Nevertheless, after a massage yesterday, and a more restful sleep last night, I feel far less overwhelmed. I am trying to keep it manageable - one day or even one step at a time, as two friends (one in Oxford, one in Oz) have reminded me. My priorities are: (1) To do what I can to make my mum feel more comfortable, loved and positive (phonecalls, flowers, iPod of her favourite music, open communication with rest of family); (2) To finish my paper for next week's conference; (3) To give myself what I need to feel less alarmed (or ready for a tiger to swipe then munch me and my babies in the night): good food, fresh air, routine, the presence of older friends, and some space from the College scene.

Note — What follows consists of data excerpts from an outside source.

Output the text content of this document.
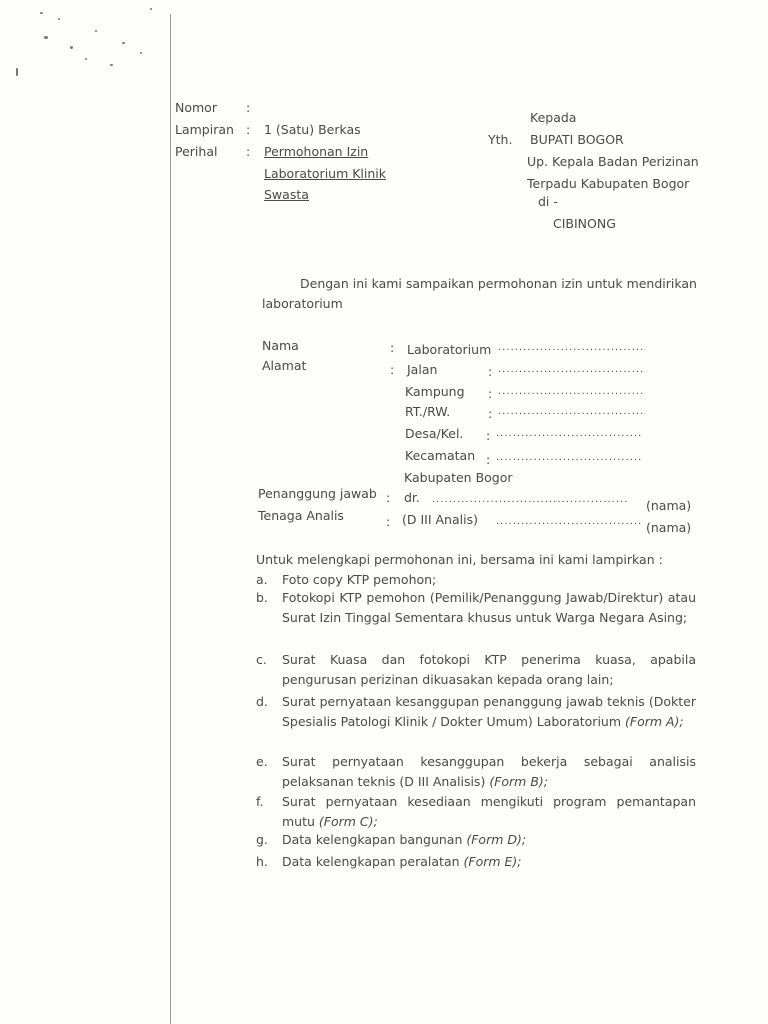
Nomor :
Lampiran : 1 (Satu) Berkas
Perihal : Permohonan Izin
Laboratorium Klinik
Swasta
Kepada
Yth. BUPATI BOGOR
Up. Kepala Badan Perizinan
Terpadu Kabupaten Bogor
di -
CIBINONG
Dengan ini kami sampaikan permohonan izin untuk mendirikan
laboratorium
Nama	: Laboratorium ...................................
Alamat	: Jalan	: ...................................
Kampung : ...................................
RT./RW.	: ...................................
Desa/Kel. : ...................................
Kecamatan : ...................................
Kabupaten Bogor
Penanggung jawab : dr. ............................................... (nama)
Tenaga Analis	: (D III Analis) ................................... (nama)
Untuk melengkapi permohonan ini, bersama ini kami lampirkan :
a. Foto copy KTP pemohon;
b. Fotokopi KTP pemohon (Pemilik/Penanggung Jawab/Direktur) atau Surat Izin Tinggal Sementara khusus untuk Warga Negara Asing;
c. Surat Kuasa dan fotokopi KTP penerima kuasa, apabila pengurusan perizinan dikuasakan kepada orang lain;
d. Surat pernyataan kesanggupan penanggung jawab teknis (Dokter Spesialis Patologi Klinik / Dokter Umum) Laboratorium (Form A);
e. Surat pernyataan kesanggupan bekerja sebagai analisis pelaksanan teknis (D III Analisis) (Form B);
f. Surat pernyataan kesediaan mengikuti program pemantapan mutu (Form C);
g. Data kelengkapan bangunan (Form D);
h. Data kelengkapan peralatan (Form E);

One of my friends here told me that things in Oxford are far more tangible and secure than they appear when you're in crisis mode. He said that I just have to reach out and lean against its walls. It's true - a lovely friend from College treated me to tea and sympathy yesterday, my College has offered to pay for a flight if necessary, and even someone whom I have known for only a few days offered to run errands for me. Note to self: just as I would always try to help out someone else in need, most people would do the same for me. I just have to ask.


Kate said...

Ahh monkey, I understand the tiger-at-the-gate feeling. I think you're doing superbly. All you can do is to breathe in and breathe out again.

And ask for help - even in Oz!

John Flood said...

I went through the same type of thing with my mum when I was a grad student in the States. I knew time was limited and I had to wait for the phone call to say come home quickly. I just about made it in time. There's nothing gentle about this process, but stilling the mind does help. I wish you well and hope that things don't detiorate for you.